The reporting of a FlowCraft pipeline is saved on a JSON file that is stored in pipeline_reports/pipeline_report.json. To visualize the reports you’ll just need to execute the following command in the folder where the pipeline was executed:

flowcraft report

This will output an URL to the terminal that can be opened in a browser. This is an example of the screen that is displayed once the url is opened:

../_images/flowcraft_report.png

The actual layout and content of the reports will depend on the pipeline you build and it will only provide the information that is directly related to your pipeline components.

Important

This pipeline report will be available for anyone via the provided URL, which means that the URL can be shared with anyone and/or any device with a browser. However, the report section will only be available while the flowcraft report command is running. Once this command is cancelled, the data will be erased from the service and the URL will no longer be available.

Real time reports

The reports of any FlowCraft pipeline can be monitored in real-time using the --watch option:

flowcraft report --watch

This will output an URL exactly as in the previous section and will render the same reports page with a small addition.

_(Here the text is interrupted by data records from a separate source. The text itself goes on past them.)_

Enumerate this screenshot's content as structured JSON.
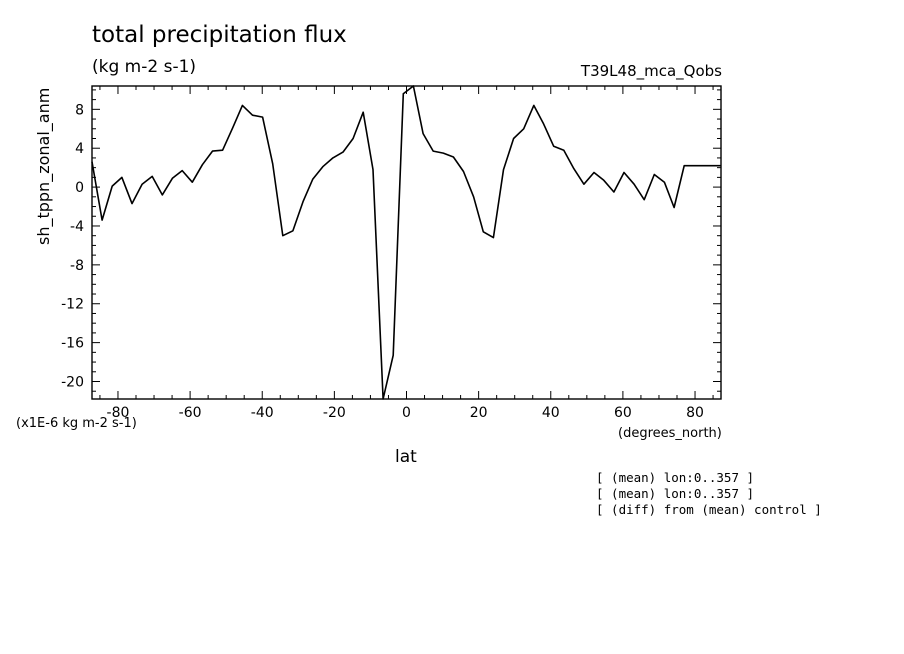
{
  "title": "total precipitation flux",
  "units": "(kg m-2 s-1)",
  "dataset": "T39L48_mca_Qobs",
  "scale_factor": "(x1E-6 kg m-2 s-1)",
  "x_units": "(degrees_north)",
  "notes": [
    "[ (mean) lon:0..357 ]",
    "[ (mean) lon:0..357 ]",
    "[ (diff) from (mean) control ]"
  ],
  "chart_data": {
    "type": "line",
    "title": "total precipitation flux",
    "xlabel": "lat",
    "ylabel": "sh_tppn_zonal_anm",
    "xlim": [
      -87.2,
      87.2
    ],
    "ylim": [
      -21.8,
      10.4
    ],
    "xticks": [
      -80,
      -60,
      -40,
      -20,
      0,
      20,
      40,
      60,
      80
    ],
    "yticks": [
      -20,
      -16,
      -12,
      -8,
      -4,
      0,
      4,
      8
    ],
    "grid": false,
    "series": [
      {
        "x": [
          -87.2,
          -84.4,
          -81.6,
          -78.9,
          -76.1,
          -73.3,
          -70.5,
          -67.7,
          -64.9,
          -62.2,
          -59.4,
          -56.6,
          -53.8,
          -51.0,
          -48.2,
          -45.5,
          -42.7,
          -39.9,
          -37.1,
          -34.3,
          -31.5,
          -28.7,
          -26.0,
          -23.2,
          -20.4,
          -17.6,
          -14.8,
          -12.0,
          -9.3,
          -6.5,
          -3.7,
          -0.9,
          1.9,
          4.6,
          7.4,
          10.2,
          13.0,
          15.8,
          18.6,
          21.3,
          24.1,
          26.9,
          29.7,
          32.5,
          35.3,
          38.0,
          40.8,
          43.6,
          46.4,
          49.2,
          52.0,
          54.7,
          57.5,
          60.3,
          63.1,
          65.9,
          68.7,
          71.5,
          74.2,
          77.0,
          79.8,
          82.6,
          85.4,
          87.2
        ],
        "y": [
          2.6,
          -3.4,
          0.1,
          1.0,
          -1.7,
          0.3,
          1.1,
          -0.8,
          0.9,
          1.7,
          0.5,
          2.3,
          3.7,
          3.8,
          6.1,
          8.4,
          7.4,
          7.2,
          2.4,
          -5.0,
          -4.5,
          -1.5,
          0.8,
          2.1,
          3.0,
          3.6,
          5.0,
          7.7,
          1.8,
          -21.8,
          -17.3,
          9.6,
          10.4,
          5.5,
          3.7,
          3.5,
          3.1,
          1.6,
          -1.0,
          -4.6,
          -5.2,
          1.8,
          5.0,
          6.0,
          8.4,
          6.5,
          4.2,
          3.8,
          1.9,
          0.3,
          1.5,
          0.7,
          -0.5,
          1.5,
          0.3,
          -1.3,
          1.3,
          0.5,
          -2.1,
          2.2,
          2.2,
          2.2,
          2.2,
          2.2
        ]
      }
    ]
  }
}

In the top right of the screen in the navigation bar, there will be a new icon that informs the user when new reports are available:

../_images/flowcraft_report_watch.png

Local visualization

The FlowCraft report JSON file can also be visualized locally by drag and dropping it into the FlowCraft web application page, currently hosted at http://www.flowcraft.live/reports

Offline visualization

The complete FlowCraft report is also available as a standalone HTML file that can be visualized offline. This HTML file, stored in pipeline_reports/pipeline_report.html, can be opened in any modern browser.